Percibir el mundo, el complejo entramado de relaciones entre las personas, los acontecimientos, los actos… ¿puede responder a una habilidad intrínseca para descubrir el sentido de las palabras? ¿De qué forma se interpreta un poema?  

¿Qué temas son los temas que deberíamos considerar como propios de la poesía? Los temas recurrentes son los mismos en todas las épocas, el amor, la religión, la muerte, la sociedad, las personas, el mundo en que vivimos, el mundo subjetivo… la desazón, el hastío de la existencia,  el sentido que pretendemos dar a la propia vida,  la angustia por la muerte a la que estamos condenados, la implicación del hombre con los asuntos sociales de su tiempo.

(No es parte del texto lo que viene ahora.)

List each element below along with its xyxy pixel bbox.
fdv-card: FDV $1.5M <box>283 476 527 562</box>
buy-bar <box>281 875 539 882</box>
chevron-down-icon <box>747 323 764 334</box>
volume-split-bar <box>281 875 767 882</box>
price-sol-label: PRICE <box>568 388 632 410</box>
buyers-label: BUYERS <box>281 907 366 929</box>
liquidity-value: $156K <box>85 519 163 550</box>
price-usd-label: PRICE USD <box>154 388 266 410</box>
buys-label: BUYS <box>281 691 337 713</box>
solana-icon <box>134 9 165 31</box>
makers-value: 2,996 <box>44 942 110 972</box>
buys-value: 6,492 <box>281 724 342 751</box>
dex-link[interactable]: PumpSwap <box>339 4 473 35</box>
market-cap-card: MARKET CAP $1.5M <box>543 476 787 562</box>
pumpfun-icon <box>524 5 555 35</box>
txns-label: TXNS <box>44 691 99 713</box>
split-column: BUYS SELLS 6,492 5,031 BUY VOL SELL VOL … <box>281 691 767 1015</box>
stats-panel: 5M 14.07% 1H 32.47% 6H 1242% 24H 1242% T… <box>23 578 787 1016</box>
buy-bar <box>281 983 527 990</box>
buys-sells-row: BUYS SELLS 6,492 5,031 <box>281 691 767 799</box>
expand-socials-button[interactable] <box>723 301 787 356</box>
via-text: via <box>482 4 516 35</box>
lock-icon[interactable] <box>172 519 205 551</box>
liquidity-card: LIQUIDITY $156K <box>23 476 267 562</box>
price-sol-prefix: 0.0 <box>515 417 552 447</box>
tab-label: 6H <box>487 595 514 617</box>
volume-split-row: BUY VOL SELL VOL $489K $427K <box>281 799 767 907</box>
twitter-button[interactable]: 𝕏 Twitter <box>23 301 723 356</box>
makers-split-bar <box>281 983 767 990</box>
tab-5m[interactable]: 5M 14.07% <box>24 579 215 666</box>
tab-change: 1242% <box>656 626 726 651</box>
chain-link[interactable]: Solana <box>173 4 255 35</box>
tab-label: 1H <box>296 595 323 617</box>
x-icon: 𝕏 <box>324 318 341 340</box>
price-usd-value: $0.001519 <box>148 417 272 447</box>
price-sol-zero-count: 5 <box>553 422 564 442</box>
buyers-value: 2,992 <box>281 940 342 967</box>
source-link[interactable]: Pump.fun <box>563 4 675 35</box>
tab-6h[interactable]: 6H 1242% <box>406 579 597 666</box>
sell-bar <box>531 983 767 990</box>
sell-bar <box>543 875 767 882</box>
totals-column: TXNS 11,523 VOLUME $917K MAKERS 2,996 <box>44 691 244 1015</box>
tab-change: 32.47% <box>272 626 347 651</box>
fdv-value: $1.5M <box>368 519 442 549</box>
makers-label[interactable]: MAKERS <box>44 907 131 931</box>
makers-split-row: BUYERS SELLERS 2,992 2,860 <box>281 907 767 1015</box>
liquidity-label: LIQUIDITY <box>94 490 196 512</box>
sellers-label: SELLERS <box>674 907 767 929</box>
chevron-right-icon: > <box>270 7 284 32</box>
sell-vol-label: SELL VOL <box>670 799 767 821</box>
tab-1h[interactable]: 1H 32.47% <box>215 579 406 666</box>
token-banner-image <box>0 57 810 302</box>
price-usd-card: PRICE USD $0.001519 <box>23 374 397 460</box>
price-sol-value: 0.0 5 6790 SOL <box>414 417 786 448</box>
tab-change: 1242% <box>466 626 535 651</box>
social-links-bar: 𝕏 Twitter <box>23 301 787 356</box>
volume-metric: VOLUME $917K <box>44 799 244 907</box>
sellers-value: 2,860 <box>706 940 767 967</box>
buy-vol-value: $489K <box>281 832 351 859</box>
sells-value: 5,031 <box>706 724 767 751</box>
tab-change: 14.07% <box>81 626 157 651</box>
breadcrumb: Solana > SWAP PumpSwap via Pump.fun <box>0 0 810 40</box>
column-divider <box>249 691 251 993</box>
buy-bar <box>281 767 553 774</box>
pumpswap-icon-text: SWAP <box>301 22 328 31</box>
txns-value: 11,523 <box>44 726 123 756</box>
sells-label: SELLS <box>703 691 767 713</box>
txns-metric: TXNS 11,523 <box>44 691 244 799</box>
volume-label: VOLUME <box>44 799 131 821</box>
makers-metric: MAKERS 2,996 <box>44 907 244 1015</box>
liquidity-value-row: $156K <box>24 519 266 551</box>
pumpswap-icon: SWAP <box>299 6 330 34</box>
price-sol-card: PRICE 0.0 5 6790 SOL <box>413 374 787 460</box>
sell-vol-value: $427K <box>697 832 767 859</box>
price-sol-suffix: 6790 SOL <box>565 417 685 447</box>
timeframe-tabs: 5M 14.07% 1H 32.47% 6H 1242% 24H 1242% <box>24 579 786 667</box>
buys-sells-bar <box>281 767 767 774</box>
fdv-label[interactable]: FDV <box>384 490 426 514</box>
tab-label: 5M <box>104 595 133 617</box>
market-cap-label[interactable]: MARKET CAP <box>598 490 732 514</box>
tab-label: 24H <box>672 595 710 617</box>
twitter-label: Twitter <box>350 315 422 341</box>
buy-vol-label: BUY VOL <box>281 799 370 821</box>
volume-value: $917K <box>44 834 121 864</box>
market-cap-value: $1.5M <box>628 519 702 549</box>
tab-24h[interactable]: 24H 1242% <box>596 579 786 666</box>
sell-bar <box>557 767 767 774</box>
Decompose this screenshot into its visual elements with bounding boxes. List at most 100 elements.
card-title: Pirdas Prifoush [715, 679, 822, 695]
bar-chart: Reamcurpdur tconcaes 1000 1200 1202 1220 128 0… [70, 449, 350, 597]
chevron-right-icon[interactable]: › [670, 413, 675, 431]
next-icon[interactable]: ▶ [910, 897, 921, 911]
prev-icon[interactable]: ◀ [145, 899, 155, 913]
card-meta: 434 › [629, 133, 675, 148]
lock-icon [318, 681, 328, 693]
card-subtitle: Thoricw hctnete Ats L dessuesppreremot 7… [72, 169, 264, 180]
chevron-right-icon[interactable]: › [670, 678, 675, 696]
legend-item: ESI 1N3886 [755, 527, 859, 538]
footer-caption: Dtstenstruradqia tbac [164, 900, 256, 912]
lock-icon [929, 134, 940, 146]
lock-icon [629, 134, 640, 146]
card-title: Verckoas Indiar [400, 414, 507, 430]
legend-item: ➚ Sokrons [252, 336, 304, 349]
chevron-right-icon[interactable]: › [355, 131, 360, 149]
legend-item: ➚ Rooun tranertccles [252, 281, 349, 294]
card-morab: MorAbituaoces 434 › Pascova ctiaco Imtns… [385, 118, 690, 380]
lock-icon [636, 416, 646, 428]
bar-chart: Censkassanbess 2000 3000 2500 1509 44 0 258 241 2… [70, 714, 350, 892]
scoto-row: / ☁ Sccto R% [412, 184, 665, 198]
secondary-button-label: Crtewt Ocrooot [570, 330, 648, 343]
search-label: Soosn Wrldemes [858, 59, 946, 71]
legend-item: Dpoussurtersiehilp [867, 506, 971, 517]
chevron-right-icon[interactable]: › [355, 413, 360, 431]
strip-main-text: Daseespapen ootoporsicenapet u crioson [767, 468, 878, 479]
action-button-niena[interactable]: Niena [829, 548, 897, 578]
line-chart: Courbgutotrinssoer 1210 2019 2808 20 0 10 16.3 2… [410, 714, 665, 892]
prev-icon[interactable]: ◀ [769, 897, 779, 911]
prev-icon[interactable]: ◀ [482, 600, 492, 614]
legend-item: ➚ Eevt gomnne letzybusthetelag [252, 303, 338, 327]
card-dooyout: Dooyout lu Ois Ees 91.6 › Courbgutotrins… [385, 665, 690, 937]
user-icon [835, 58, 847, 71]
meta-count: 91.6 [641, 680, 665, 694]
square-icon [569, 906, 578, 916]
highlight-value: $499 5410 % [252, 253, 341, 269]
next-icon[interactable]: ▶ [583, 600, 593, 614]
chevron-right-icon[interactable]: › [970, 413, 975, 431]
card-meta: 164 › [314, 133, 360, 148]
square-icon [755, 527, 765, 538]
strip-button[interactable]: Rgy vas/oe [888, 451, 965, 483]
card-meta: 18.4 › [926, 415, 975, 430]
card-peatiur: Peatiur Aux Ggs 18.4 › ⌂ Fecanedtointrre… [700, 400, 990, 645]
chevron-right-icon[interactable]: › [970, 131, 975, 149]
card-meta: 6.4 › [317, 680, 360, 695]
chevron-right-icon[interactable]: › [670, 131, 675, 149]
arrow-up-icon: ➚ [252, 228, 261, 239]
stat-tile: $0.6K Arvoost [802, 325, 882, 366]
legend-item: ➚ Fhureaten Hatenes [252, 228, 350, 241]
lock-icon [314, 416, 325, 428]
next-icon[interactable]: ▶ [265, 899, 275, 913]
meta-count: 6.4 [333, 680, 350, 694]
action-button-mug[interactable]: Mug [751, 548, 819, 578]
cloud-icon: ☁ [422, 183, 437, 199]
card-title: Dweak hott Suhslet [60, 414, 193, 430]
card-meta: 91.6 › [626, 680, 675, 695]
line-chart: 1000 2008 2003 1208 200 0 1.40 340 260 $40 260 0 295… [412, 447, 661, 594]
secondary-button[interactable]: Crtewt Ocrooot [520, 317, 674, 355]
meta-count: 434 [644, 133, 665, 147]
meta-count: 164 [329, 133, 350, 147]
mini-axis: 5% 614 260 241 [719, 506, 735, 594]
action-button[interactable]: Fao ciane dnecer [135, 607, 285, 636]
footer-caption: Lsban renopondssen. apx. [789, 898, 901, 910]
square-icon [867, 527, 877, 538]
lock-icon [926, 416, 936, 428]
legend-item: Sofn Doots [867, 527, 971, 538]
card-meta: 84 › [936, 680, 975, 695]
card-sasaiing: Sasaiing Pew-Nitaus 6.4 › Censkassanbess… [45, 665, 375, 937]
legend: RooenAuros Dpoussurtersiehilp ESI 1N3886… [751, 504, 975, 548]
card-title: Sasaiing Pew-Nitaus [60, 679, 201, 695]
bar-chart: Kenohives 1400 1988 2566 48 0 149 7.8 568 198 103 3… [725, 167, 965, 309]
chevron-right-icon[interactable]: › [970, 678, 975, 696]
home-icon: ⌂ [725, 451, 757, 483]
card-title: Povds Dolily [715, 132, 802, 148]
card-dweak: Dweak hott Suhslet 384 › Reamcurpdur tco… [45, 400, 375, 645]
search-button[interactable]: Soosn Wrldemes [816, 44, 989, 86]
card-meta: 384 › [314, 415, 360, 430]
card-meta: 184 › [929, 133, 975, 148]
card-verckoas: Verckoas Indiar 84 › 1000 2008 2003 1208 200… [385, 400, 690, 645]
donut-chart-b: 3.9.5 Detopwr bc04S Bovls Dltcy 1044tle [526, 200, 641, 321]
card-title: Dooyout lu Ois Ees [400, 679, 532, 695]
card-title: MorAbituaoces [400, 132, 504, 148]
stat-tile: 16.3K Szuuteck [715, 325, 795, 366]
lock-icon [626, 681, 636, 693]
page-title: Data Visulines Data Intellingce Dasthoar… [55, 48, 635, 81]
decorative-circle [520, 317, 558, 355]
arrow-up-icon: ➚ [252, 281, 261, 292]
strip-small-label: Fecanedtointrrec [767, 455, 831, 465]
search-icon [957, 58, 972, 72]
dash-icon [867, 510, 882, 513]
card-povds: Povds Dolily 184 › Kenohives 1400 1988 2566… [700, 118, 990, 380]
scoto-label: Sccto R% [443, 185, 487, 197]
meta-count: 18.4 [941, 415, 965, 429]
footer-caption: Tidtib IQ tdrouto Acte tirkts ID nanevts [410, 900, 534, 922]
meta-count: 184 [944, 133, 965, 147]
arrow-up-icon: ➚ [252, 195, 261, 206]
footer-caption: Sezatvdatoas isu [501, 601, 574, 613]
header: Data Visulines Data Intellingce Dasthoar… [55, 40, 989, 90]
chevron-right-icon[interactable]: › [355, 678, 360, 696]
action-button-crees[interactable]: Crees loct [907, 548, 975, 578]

Y erotismo, también hay erotismo e idealización del enamoramiento en la poesía. 

La poesía es, sobre todo, una inquietud capaz de arrastrarte a territorios suicidas y además, la poesía, araña con las uñas el fondo de cualquier metal, escarba en la memoria para que nada muera, y te ofrece las llaves para que todo sea un preciado caudal que nos desborde y nos inunde de palabras, sonidos, sensaciones… sin más límite que el poder creacionista de cada autor. La poesía es una exigencia continua, una revolución constante donde la creación es un conjunto independiente y único que no necesita más explicación que la emoción que pueda llegar a generar.

La creación poética no tiene por qué imitar la realidad ni describir ni explicar nada, se explica por sí sola, o no se explica. En poesía, el poema es el puntal de la obra del poeta. Pero más allá de la poesía, la meta-poesía implica la palabra y el silencio, implica al lector o espectador y exige del narrador elementos como la expresión corporal, miradas, sonidos, muecas... en un espacio escénico predispuesto para tal fin, para que pueda provocar en el público sensaciones que lo hagan ser partícipes y no meros espectadores de la obra en cuestión.

La poesía es compromiso, y si algo puede salvar al ser humano de las garras de su propio mundo interior, es la poesía.